Con Haines sono tre gli occidentali barbaramente uccisi da IS per continuare il suo filone della “Comunicazione minacciosa” (si vedano commenti precedenti rispetto alle strategie comunicative di IS). Un quarto è in lista e non è chiaro come poi la lista continui. Questa comunicazione ha un duplice effetto: quello di spingere la colazione internazionale, o almeno parte di essa, all’intervento e quello di spaccarla al suo interno per la questione dei negoziati sugli ostaggi. Entrambe le azioni (guerra e negoziato sugli ostaggi) si fanno urgenti e hanno un certo grado di interdipendenza.
Il primo aspetto sembra paradossale, se non che IS si sta preparando a ricevere l’attacco. Nelle terre del califfato, il numero di combattenti aumenta rafforzando una componente militare considerevole e armata ancora meglio dei peshmerga sul campo; l’attrazione verso le famiglie dei jihadisti egualmente ha un certo successo rendendo più difficile un intervento con scarse perdite collaterali. I soldi non mancano a IS che si va stabilizzando. La nota (22 agosto 2014) che segue chiarisce i successi di IS diventato uno stato: “I recently had the opportunity to speak to a friend in Manbij, a small city in Aleppo of about 100,000 (pre-war) under exclusive Islamic State (IS) control since January 2014 (when the organization was still ISIS). He told me about how IS cadres were administering the city and about what Manbijis think about the new political order. (…) “In Manbij, people see that the IS is “getting comfortable,” and that the trappings of statehood appear stronger every day. The IS public administration includes several types of police, courts and administrative bodies. The group provides services and undertakes development projects. IS collects taxes in the form of zakat and redistributes some of the money to the poor. Among the recipients of the aid are internally displaced persons, who now account for at least half of the city’ population. Recently, IS has begun shipping fuel from fields it recently captured in Dayr al-Zawr province and selling it at fixed discounted rates in Aleppo.” E ovviamente continua elogiando il governo di IS. Per chi è interessato a continuare la lettura basta cliccare qui.
Ma non solo, IS si sta stabilizzando militarmente. Pochi giorni fa, il 13 settembre a Hajar al-Aswad a sud di damasco, IS ha stretto un accordo di non aggressione con le fazioni (sia jihadisti sia “meno radicali”) che combattono in modo più indipendente in Siria. La tregua recita: “the two parties will respect a truce until a final solution is found and they promise not to attack each other because they consider the principal enemy to be the Nussayri regime.” Tale politica della tregua con altri gruppi combattenti è portata avanti da IS sistematicamente per predisporre un ambiente meno conflittuale in caso di intervento esterno.

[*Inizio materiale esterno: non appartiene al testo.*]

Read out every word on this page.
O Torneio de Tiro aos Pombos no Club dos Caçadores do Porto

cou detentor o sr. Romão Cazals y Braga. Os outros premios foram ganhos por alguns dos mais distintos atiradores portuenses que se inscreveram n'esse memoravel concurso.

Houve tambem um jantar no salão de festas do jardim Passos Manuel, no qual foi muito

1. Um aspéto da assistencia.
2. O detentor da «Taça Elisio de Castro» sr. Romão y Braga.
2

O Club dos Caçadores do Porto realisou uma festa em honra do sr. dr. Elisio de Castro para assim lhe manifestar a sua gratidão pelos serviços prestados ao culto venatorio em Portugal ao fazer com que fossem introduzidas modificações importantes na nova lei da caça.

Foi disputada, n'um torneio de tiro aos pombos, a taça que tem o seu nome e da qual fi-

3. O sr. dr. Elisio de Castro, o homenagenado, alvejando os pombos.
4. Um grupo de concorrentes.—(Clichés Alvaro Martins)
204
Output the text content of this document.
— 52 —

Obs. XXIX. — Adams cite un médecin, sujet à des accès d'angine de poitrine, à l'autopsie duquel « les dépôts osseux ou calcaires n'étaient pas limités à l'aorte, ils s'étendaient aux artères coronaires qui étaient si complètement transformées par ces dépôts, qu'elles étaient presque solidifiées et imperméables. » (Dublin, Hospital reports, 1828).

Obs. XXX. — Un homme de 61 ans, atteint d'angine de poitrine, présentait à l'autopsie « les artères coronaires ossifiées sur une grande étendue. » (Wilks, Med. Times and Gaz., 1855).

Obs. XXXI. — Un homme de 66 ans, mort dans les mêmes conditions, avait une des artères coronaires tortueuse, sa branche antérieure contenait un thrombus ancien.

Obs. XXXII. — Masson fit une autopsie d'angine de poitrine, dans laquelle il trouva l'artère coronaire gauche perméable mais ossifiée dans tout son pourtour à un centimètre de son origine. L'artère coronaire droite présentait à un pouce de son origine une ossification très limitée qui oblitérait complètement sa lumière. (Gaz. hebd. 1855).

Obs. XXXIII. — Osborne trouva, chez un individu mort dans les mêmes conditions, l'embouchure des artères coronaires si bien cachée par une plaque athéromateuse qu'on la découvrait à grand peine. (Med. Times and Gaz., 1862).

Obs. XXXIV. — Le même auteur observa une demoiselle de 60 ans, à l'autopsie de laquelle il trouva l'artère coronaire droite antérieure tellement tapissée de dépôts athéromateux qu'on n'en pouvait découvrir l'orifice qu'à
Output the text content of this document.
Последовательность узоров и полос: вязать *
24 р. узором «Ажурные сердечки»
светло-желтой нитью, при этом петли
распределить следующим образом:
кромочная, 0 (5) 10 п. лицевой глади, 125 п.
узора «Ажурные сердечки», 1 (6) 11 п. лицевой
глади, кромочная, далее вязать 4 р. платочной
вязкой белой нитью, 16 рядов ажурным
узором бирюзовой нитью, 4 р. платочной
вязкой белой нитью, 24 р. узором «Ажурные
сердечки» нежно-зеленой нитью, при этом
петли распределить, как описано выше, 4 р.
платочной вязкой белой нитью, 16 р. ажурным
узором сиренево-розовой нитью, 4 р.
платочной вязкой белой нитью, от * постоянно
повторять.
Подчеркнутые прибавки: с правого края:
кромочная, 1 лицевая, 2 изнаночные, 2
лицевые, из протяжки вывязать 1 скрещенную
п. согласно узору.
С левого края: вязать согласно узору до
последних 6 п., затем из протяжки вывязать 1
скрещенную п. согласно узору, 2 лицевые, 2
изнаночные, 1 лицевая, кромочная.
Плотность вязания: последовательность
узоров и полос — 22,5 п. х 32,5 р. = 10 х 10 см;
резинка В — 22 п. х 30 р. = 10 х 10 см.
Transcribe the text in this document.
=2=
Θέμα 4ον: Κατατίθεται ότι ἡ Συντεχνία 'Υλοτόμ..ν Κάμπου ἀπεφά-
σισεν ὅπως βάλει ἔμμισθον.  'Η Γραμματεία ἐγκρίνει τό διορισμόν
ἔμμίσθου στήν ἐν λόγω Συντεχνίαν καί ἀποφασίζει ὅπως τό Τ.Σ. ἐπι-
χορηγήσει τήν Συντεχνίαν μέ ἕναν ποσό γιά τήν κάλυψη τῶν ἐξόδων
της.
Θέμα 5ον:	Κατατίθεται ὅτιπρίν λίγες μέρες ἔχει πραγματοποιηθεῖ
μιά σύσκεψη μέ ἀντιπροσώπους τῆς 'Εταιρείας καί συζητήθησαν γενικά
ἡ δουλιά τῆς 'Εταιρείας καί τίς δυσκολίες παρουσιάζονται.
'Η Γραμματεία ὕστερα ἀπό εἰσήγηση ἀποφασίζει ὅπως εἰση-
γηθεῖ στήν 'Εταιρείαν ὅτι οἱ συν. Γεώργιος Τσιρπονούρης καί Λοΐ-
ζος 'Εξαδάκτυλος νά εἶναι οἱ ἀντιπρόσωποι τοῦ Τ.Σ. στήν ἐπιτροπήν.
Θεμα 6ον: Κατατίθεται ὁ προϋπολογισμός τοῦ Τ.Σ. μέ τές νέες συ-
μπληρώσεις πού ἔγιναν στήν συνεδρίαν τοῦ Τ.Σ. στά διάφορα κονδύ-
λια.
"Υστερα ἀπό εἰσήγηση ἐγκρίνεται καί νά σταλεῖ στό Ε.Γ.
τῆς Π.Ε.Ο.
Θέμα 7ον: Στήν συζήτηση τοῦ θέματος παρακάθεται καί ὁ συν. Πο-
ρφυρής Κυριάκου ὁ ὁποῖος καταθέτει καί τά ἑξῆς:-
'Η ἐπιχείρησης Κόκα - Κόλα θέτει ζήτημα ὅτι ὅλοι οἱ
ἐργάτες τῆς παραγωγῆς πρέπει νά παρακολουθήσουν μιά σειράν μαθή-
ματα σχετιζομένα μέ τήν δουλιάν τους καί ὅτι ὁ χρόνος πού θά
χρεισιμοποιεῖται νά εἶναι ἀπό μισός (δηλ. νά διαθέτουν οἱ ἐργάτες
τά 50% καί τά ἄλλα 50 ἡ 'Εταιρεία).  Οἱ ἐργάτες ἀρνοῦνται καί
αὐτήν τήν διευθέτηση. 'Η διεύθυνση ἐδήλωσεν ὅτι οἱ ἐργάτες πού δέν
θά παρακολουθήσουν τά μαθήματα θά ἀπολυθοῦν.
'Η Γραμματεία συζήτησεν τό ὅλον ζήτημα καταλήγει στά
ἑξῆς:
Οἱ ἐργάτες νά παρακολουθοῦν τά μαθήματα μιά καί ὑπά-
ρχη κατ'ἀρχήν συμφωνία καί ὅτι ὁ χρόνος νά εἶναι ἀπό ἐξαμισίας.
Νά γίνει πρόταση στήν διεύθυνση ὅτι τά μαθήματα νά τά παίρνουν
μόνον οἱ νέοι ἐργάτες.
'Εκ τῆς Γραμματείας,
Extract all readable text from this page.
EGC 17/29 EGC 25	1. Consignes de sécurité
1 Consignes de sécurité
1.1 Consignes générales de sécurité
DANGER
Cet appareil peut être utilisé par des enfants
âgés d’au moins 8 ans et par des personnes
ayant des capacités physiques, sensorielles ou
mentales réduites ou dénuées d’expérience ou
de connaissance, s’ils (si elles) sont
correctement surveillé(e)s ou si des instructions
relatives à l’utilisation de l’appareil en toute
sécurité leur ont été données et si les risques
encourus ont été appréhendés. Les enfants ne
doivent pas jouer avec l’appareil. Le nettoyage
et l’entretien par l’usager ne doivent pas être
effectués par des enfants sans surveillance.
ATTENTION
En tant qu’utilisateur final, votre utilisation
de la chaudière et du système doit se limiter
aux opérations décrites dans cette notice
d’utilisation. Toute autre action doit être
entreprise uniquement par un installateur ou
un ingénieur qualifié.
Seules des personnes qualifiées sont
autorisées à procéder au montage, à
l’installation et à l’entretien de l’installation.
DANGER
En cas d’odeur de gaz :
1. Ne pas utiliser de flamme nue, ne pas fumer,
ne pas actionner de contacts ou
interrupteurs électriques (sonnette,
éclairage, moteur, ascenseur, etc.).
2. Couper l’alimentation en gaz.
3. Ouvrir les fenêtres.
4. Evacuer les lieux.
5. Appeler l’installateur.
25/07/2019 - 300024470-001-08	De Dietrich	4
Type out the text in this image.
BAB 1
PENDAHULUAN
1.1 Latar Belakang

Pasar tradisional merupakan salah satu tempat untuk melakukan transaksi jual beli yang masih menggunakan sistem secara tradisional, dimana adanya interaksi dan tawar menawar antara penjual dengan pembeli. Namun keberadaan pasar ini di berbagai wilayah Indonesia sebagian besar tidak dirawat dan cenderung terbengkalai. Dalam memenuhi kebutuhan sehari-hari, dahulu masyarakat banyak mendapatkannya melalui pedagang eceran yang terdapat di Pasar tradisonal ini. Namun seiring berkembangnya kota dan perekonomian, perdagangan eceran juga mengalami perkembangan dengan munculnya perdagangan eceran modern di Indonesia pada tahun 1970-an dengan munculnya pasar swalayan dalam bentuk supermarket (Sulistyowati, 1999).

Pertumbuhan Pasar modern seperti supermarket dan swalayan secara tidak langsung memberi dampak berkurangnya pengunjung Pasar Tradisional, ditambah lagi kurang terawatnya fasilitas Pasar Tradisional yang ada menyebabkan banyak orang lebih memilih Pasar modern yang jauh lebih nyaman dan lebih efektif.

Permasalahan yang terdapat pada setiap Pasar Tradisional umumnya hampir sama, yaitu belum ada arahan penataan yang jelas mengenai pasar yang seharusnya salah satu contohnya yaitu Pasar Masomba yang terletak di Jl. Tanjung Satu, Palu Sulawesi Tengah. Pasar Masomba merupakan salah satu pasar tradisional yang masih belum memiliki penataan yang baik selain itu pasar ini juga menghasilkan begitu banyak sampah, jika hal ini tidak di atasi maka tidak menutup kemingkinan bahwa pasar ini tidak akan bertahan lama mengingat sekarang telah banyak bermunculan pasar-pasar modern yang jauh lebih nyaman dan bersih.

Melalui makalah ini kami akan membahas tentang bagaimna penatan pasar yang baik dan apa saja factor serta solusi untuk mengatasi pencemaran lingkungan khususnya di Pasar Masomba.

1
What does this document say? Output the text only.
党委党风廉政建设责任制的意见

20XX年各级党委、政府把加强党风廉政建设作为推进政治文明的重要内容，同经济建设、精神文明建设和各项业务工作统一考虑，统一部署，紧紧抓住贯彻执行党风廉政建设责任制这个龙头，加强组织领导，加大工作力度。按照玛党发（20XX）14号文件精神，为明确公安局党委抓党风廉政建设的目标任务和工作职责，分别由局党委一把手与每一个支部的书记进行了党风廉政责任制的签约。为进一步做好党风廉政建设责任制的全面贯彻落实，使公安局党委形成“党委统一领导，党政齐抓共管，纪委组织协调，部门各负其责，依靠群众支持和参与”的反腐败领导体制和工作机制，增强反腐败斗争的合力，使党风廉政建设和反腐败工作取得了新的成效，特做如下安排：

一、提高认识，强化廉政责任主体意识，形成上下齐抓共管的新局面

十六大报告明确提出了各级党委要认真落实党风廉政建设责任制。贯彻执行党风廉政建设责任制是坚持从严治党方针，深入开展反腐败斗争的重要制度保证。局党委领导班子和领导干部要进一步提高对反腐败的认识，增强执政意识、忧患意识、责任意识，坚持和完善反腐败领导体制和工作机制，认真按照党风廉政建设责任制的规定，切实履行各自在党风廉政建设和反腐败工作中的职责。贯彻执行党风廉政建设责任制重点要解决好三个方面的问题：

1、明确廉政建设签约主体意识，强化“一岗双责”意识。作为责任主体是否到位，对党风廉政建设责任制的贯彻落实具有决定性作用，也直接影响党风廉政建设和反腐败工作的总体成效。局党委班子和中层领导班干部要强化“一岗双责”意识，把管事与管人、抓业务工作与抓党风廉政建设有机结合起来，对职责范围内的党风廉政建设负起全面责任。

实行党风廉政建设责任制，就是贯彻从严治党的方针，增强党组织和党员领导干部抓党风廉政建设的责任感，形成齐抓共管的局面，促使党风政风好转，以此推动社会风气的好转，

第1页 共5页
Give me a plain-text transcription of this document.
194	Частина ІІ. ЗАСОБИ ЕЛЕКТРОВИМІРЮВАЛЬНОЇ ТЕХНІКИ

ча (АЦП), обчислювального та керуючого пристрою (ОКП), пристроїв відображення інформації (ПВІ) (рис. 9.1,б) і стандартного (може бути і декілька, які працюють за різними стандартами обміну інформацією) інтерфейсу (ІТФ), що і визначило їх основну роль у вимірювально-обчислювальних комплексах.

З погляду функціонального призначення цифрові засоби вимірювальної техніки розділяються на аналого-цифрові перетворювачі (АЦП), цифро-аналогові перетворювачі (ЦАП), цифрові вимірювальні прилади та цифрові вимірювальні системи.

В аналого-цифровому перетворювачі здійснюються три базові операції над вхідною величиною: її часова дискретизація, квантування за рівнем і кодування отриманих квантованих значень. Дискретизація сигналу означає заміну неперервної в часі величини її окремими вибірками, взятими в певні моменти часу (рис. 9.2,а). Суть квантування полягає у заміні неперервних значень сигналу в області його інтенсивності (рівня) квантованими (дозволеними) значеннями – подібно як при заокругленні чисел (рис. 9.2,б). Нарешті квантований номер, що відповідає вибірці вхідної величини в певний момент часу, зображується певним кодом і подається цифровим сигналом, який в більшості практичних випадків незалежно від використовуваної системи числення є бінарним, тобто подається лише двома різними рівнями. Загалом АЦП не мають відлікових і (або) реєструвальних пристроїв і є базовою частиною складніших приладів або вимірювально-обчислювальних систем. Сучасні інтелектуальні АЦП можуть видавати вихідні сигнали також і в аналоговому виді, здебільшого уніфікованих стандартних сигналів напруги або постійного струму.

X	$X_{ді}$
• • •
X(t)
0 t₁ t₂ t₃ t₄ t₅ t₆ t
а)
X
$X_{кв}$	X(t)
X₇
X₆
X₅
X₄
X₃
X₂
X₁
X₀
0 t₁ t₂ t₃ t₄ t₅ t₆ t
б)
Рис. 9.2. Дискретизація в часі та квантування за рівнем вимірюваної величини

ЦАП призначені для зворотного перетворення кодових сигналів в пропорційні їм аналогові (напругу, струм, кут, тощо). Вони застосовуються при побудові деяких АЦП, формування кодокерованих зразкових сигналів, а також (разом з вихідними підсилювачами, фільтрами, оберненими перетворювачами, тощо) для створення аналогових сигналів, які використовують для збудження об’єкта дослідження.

Ovviamente la questione del negoziato sugli ostaggi ( formalmente impedito dalla normativa UN e pratica contraria alle dichiarazioni del G8 del 2013) è fattore di scollatura tra i potenziali membri dell’intervento con fortissimo impatto sulle opinioni pubbliche dei differenti paesi: insomma gli ostaggi hanno il doppio valore di minaccia e di cuneo di frattura tra i nemici di IS, dimostrando una politica attenta e attiva su più campi del Califfato.
A ciò si aggiunge la recente minaccia nei video di risposta ai proclami di Obama (un paio di giorni addietro) in cui IS ” annuncia la guerra contro l’Europa e i cristiani in Siria (…) e i combattenti (…) indossino le cinture esplosive“. E ancora : “Individuate i vostri obiettivi, preparate le autobomba, le cariche e le cinture esplosive per colpire duramente e a fracassare le teste“. Sembra pertanto emergere una strategia flessibile e opportunista che, portando anche attacchi dentro (in termini di interessi, asset e territorio) ai potenziali paesi di una coalizione renderà ancora più difficile il necessario coordinamento di sistema.
Negli stessi momenti, via Twitter si annunciano sorprese all’Egitto chiamando alla alleanza i Fratelli Musulmani.
In conclusione (solo per ora!) la politica a tutto tondo di IS sta costruendo un ambiente in cui è sempre più difficile attivare contromisure verso IS, in un contesto di “guerra ibrida” che sta diventando il leit motiv interpretativo di una situazione drammaticamente pericolosa e complicata.